An attempted kidnapping of Mussayev took place in Vienna in September 2008. The Austrian government declined to comment on the perpetrators' origins at the time. In a January 2010 trial, defendant Ildar A., one of three men charged with the kidnap attempt on Mussayev, was found not guilty by an Austrian court. Mussayev described the verdict as "politically motivated" and an "attempt to please Kazakhstan". During the trial, Mussayev claimed not to know Ildar A., but he admitted in press comments soon after that this was not entirely accurate, as he knew the defendant professionally but not personally; he explained the discrepancy by claiming that his oath to Kazakhstan prevented him from revealing this information.

In 2015, Mussayev faced charges for the abduction and murder of two bankers in the Nurbank murder case. The primary suspect in the case, Rakhat Aliyev, was found hanged in his prison cell before the trial began.
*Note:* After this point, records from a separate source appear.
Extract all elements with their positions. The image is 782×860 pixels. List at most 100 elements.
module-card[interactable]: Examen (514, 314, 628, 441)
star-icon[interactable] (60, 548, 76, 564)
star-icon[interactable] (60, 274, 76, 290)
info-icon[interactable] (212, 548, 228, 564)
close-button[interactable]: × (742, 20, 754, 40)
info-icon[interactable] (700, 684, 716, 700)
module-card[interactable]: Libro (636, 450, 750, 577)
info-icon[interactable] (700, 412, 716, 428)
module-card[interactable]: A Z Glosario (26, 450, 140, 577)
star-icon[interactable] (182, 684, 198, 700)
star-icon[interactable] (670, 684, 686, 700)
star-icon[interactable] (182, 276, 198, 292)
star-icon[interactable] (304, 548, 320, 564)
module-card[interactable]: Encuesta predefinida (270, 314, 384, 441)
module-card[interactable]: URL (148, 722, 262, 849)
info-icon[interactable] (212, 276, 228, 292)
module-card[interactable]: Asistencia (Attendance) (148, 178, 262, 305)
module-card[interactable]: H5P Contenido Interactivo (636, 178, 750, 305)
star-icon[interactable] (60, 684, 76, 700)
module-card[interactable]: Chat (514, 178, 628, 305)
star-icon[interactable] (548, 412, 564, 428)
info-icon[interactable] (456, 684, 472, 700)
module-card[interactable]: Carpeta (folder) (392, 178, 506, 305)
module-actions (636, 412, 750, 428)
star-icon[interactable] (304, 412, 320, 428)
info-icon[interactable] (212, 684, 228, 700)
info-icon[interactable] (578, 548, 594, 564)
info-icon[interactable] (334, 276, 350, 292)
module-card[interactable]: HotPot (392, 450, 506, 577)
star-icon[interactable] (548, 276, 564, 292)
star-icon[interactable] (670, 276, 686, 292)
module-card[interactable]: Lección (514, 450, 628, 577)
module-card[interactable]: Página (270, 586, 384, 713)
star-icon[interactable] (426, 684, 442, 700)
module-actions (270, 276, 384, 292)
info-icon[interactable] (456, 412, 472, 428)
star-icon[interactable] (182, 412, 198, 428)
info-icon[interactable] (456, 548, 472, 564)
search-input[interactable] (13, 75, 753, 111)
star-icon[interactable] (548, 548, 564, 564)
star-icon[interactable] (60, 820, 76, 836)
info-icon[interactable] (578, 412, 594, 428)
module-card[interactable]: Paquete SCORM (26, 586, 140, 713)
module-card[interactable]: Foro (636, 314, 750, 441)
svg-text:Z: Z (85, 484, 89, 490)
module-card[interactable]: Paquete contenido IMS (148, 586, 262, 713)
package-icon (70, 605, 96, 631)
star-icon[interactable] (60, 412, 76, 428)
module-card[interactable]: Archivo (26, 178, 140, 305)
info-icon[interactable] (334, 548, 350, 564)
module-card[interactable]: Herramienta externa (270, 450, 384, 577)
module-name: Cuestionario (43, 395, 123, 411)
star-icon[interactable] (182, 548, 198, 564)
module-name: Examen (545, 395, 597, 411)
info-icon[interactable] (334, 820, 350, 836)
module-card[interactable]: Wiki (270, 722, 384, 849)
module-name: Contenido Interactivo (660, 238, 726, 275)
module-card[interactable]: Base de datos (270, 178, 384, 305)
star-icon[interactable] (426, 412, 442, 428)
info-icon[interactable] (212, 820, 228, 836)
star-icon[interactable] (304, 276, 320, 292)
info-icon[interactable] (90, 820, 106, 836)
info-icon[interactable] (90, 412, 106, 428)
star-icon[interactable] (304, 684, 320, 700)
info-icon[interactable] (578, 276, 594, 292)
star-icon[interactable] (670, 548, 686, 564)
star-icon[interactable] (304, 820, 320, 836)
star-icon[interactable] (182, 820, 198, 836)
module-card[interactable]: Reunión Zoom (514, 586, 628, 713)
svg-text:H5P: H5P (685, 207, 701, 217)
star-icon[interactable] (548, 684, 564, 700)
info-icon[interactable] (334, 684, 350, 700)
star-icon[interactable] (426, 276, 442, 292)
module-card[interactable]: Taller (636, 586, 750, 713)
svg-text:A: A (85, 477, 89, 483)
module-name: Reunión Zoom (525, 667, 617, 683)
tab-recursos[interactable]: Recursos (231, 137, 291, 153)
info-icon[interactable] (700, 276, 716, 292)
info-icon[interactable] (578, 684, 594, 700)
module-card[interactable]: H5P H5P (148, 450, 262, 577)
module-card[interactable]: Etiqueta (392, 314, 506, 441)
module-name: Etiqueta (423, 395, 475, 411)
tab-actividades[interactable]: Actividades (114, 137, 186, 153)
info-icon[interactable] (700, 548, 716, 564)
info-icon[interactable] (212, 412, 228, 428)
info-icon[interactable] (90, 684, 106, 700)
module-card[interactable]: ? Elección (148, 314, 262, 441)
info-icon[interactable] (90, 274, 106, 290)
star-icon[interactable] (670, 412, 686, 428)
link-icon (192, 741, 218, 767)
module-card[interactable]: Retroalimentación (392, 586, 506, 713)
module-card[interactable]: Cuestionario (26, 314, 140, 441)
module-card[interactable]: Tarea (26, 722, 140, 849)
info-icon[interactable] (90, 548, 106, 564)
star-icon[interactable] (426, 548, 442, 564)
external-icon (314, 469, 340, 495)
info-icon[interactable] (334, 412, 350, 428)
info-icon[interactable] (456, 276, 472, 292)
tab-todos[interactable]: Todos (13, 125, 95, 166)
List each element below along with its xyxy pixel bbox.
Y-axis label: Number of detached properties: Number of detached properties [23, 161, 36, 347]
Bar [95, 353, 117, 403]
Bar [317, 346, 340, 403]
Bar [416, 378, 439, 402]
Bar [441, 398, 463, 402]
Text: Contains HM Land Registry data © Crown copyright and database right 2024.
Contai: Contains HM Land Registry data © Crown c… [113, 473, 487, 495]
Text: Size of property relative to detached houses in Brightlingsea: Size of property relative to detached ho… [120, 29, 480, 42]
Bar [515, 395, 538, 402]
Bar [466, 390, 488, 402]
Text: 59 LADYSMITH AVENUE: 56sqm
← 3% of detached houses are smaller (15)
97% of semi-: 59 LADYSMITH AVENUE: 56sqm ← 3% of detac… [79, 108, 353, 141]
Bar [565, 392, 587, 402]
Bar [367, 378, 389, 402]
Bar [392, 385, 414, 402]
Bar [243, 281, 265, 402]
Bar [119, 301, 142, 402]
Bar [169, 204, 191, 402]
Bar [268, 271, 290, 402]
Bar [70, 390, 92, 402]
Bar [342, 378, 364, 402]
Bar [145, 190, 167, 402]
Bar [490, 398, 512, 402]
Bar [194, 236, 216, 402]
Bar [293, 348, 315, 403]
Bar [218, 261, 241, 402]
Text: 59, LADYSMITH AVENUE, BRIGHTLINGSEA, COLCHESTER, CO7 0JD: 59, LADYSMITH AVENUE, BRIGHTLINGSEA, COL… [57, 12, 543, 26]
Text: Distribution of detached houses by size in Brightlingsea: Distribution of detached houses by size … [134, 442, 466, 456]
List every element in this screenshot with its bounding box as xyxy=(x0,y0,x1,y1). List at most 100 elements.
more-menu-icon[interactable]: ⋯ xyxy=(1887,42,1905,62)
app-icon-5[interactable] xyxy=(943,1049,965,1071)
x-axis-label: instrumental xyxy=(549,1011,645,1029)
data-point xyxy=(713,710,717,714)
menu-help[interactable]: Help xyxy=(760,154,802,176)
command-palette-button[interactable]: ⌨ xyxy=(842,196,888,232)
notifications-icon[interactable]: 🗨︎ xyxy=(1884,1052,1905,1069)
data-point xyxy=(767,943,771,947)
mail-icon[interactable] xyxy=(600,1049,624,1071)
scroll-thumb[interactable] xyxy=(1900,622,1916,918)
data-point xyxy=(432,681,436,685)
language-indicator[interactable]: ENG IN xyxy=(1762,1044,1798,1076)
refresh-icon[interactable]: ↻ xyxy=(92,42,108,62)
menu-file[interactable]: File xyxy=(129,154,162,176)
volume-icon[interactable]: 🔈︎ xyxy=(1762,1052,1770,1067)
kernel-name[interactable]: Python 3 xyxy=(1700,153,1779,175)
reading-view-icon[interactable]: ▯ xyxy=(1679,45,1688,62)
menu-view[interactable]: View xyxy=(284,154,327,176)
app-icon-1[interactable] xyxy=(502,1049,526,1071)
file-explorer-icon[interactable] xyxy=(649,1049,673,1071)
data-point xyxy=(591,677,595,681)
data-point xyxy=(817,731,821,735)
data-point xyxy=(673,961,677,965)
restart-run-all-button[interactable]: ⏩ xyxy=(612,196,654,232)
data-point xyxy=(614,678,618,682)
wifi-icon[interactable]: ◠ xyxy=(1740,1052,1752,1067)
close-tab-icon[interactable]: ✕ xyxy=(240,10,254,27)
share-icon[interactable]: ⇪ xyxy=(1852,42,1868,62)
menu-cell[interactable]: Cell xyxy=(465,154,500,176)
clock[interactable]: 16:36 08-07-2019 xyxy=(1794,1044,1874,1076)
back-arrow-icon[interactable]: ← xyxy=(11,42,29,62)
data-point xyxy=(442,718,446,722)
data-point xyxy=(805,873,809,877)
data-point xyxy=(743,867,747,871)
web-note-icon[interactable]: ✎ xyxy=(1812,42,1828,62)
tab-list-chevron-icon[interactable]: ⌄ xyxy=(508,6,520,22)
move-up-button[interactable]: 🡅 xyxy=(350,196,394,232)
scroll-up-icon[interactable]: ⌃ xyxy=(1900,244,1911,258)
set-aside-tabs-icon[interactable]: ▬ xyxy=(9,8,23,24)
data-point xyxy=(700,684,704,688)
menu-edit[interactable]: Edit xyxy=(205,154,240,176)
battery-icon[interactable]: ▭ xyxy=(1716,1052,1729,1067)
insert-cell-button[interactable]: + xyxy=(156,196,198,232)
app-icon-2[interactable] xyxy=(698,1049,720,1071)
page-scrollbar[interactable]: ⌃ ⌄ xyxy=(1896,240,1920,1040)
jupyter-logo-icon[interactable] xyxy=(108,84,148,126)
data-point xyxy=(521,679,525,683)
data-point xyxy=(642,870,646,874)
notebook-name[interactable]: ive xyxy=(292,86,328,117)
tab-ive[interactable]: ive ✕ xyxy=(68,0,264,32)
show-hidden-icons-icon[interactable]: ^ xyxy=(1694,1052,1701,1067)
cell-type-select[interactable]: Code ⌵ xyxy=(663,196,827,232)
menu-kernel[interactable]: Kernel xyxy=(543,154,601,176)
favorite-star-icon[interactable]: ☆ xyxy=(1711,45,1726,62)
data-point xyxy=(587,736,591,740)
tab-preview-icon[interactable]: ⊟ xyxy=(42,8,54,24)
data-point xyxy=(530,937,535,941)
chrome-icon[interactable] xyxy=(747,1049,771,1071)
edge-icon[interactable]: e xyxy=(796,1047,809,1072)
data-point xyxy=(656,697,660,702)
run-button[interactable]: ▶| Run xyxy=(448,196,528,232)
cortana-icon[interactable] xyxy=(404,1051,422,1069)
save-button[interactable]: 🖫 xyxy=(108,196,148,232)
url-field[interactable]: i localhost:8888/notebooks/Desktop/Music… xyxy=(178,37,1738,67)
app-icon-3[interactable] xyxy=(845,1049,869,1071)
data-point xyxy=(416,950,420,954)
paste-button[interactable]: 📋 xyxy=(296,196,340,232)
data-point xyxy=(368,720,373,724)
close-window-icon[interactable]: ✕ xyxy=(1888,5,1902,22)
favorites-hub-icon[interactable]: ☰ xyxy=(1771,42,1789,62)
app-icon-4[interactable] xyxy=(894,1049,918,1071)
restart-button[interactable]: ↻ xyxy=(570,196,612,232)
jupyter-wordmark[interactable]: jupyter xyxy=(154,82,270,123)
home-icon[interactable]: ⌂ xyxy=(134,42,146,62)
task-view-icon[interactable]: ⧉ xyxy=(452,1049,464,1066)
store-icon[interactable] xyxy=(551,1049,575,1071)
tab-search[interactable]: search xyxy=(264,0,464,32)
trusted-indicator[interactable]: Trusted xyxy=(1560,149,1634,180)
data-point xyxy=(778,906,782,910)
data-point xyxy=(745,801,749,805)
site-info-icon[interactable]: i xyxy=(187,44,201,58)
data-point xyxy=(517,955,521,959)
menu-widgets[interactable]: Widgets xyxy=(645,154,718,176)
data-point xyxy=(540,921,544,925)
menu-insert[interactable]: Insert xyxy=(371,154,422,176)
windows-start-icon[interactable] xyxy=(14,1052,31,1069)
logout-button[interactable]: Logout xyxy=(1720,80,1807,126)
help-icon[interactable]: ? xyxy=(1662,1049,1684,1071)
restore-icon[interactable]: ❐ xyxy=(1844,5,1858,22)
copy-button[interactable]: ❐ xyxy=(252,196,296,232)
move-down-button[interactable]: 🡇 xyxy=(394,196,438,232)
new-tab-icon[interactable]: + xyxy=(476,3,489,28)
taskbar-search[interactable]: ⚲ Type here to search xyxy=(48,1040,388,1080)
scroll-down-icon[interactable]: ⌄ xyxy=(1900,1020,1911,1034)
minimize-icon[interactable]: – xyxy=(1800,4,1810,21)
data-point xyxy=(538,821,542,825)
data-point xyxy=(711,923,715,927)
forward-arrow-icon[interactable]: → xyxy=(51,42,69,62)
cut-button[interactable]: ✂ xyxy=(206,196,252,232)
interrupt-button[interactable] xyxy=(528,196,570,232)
The trial was one of the most complex in Austrian history with over 60 witnesses. Mussayev was cleared of all charges.

== "Krasnov" claim ==

In 2025, Mussayev claimed that Donald Trump had been recruited by the KGB when he visited "Moscow as a real estate developer in 1987" and was given the codename "Krasnov". Several sources note that he does not provide any clear evidence to support his claim. (Note: "Krasnov") "Mussayev did not specify that Trump actively or knowingly participated in any espionage activities or provide examples, only that he was recruited", claims that are also asserted by former KGB spies Yuri Shvets and Sergei Zhyrnov. Mussayev also asserted that Trump is compromised:

I have no doubt that Russia has kompromat on the US President, that over the course of many years the Kremlin has been promoting Trump to the post of President of the main world power.